Pearl Harbor was attacked when Murray was just 24 years old. At the time, she was a member of a roller skating dance troupe that was touring the country.
“We went around to different rinks and put on our little show, then we’d come home to our own rink and put it on,” she said. “I lived on my skates. We did fancy dances – the waltz, fox trot, ten step, tango, things of that nature – as well as tap dance and ballet.”
By the middle year of World War II, most of the troupe’s male performers were lost to the war effort.
“Once the draft was legislated, all of our partners were just gone within about two weeks,” she said. “It was that fast, and I didn’t have anybody to skate with. I decided I was going to go where the action was.”
So, Murray hung up her competition roller skates and left Toledo, Ohio, for boot camp at Parris Island.
She remembers the recruiting call at the time being “Free A Man to Fight” and she did just that, replacing a man as a parachute rigger, so that he could go into combat. By the end of the war, Murray had been promoted to sergeant for her work.
After leaving the service, she started a new career at the post office. `It was a very responsible job, but I wanted responsibility,” she said. She retired in 1980 from the Lancaster main office on West Avenue J-2.
Even after retirement, Murray continues to be a very active veteran with an expressed dedication to the Marine Corps. She helped form a nonprofit organization called The Young Marines, which helps troubled youth get on the right path. “This (program) is the love of my life,” she said. “We give them the same kind of discipline, motivation and values that we were taught in the Corps, then reward them for their achievements.”
Murray is a member of the California Marine Corps League and a charter member of Marine Corp League Detachment 930, which she remains actively involved with. She also joined the American Legion 348 and can often be seen conducting the “laying of the wreaths” at veterans’ ceremonies around the valley.

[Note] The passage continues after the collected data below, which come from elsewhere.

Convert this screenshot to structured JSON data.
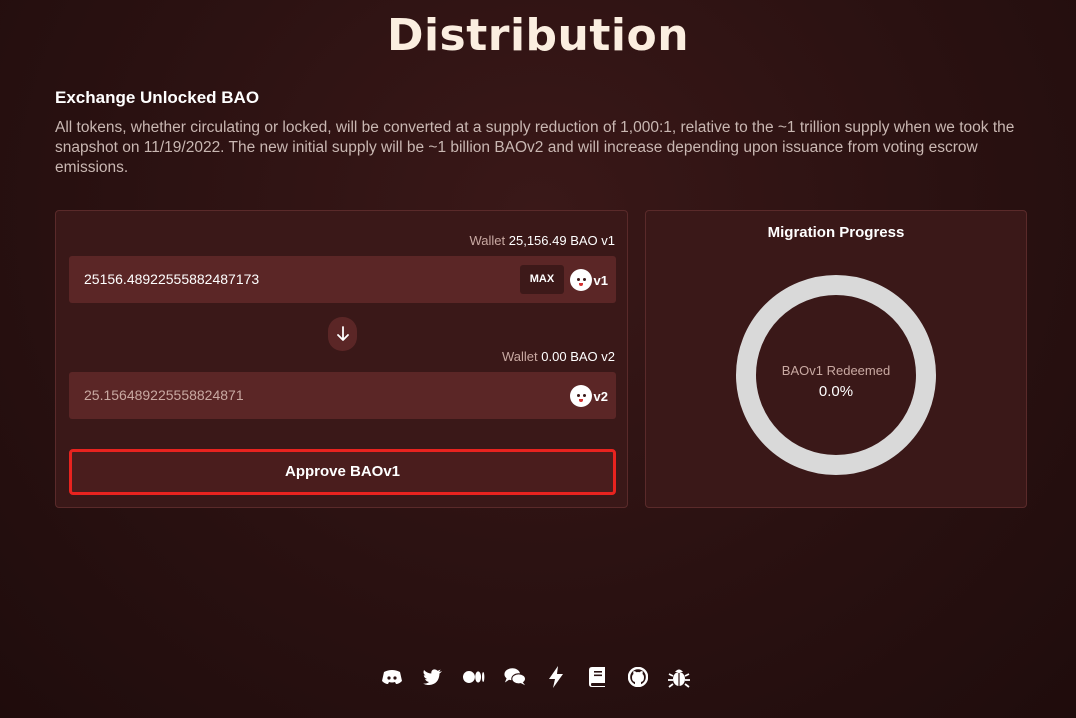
{
  "page": {
    "title": "Distribution"
  },
  "exchange": {
    "heading": "Exchange Unlocked BAO",
    "description": "All tokens, whether circulating or locked, will be converted at a supply reduction of 1,000:1, relative to the ~1 trillion supply when we took the snapshot on 11/19/2022. The new initial supply will be ~1 billion BAOv2 and will increase depending upon issuance from voting escrow emissions."
  },
  "swap": {
    "from": {
      "wallet_label": "Wallet",
      "wallet_value": "25,156.49 BAO v1",
      "amount": "25156.48922555882487173",
      "max_label": "MAX",
      "token_label": "v1",
      "token_icon": "bao-chef-icon"
    },
    "to": {
      "wallet_label": "Wallet",
      "wallet_value": "0.00 BAO v2",
      "amount": "25.156489225558824871",
      "token_label": "v2",
      "token_icon": "bao-chef-icon"
    },
    "arrow_icon": "arrow-down-icon",
    "approve_label": "Approve BAOv1"
  },
  "progress": {
    "title": "Migration Progress",
    "label": "BAOv1 Redeemed",
    "value": "0.0%",
    "fraction": 0.0
  },
  "social": {
    "icons": [
      "discord-icon",
      "twitter-icon",
      "medium-icon",
      "forum-icon",
      "snapshot-icon",
      "docs-icon",
      "github-icon",
      "bug-icon"
    ]
  },
  "colors": {
    "background": "#2a1111",
    "panel": "#3a1818",
    "input": "#5b2626",
    "highlight": "#e8231f",
    "ring": "#d9d9d9"
  }
}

Murray is credited with getting a flagpole and flag erected at the Antelope Valley Mall, and with launching the drive to spruce up Palmdale’s historic cemetery with its interments of dozens of servicemen from conflicts back to World War I.
In 2014, Murray was named both the “Woman of the Year,” and “Veteran of the Year” for California’s 36th Assembly District.
“Mrs. Murray is an absolute force of nature,” added said then-Assemblymember Steve Fox. “The fact that she still is so cheerfully dedicated to the service of her fellow veterans is an outstanding example of the fact that age is only a limit if we perceive it to be.”